Many commercial agreements contain indemnities but do you understand the implications of giving an indemnity and do you know how you might limit your liability if you have to give one?

An indemnity is a promise given by one person to meet the potential future loss of another person. The principle of an indemnity is to try as far as possible to place the indemnified person in the same position after a loss as they were in before. Insurance is a kind of indemnity where the insurer is indemnifying the person who has the benefit of the policy – but you can be fairly sure that your insurer has limited its liability in the small print of your policy!

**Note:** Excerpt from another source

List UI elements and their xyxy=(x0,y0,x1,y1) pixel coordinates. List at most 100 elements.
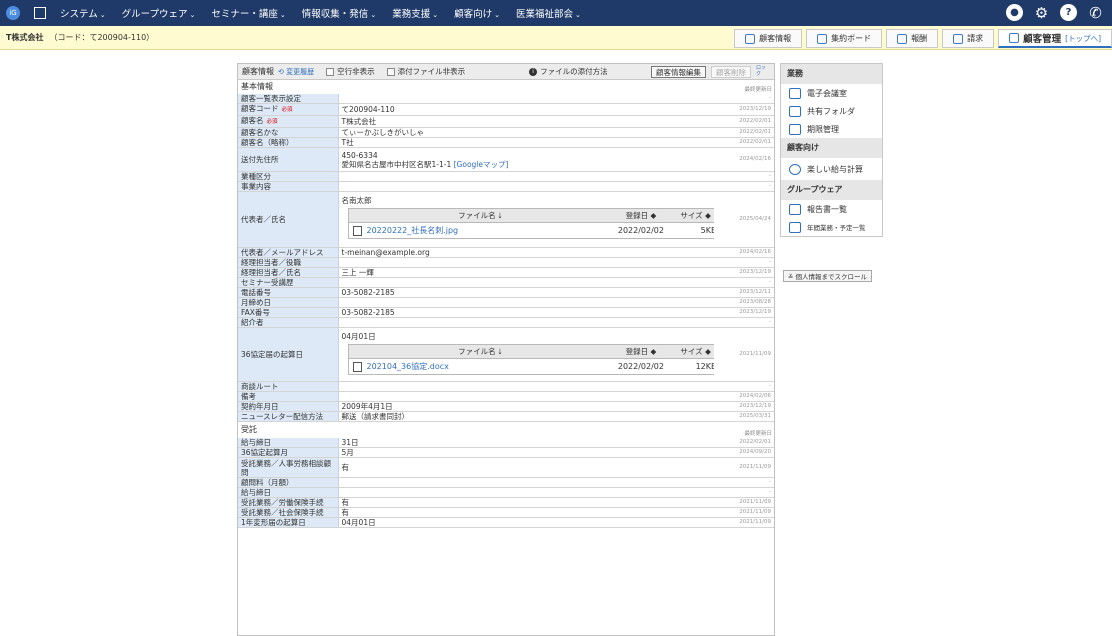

In a 2014 High Court case the judge reviewed the legal principles that apply when one person seeks to claim from another under an indemnity. In that case the claimant (a tenant) had not yet itself paid out under its own legal liability (to pay rent to its landlord) and the defendant (a business the tenant had allowed to occupy the property in return for paying the rent to the landlord but who had not done so) argued in court that the claimant could not recover under the indemnity as the claimant had not paid the rent itself and so was not out of pocket at the date of the court hearing.

The judge reviewed the existing law and concluded that since 1875 there has been no doubt that a party can enforce an indemnity before it has paid out a penny under the liability covered. The judge pointed out that he had various powers including the power to order payment (a) to the indemnified person (b) to that person’s creditor (the landlord in that case) or (c) to a fund (to be used later if needed). The judge went for option (a) and ordered the defendant to pay the rent to the claimant. (I don’t have the full case report but my guess is that the landlord would not accept rent from the defendant and so option (b) was not available).

Indemnities appear in many commercial agreements. In industry standard documents, such as banking and insurance documents, it will not generally be possible to negotiate a modification of the terms of an indemnity but in a sale and purchase agreement, for example, it is open to the parties to negotiate:

– who will be paid,
– how much,
– when and
– whether the indemnified party must have paid out first before the indemnity kicks in.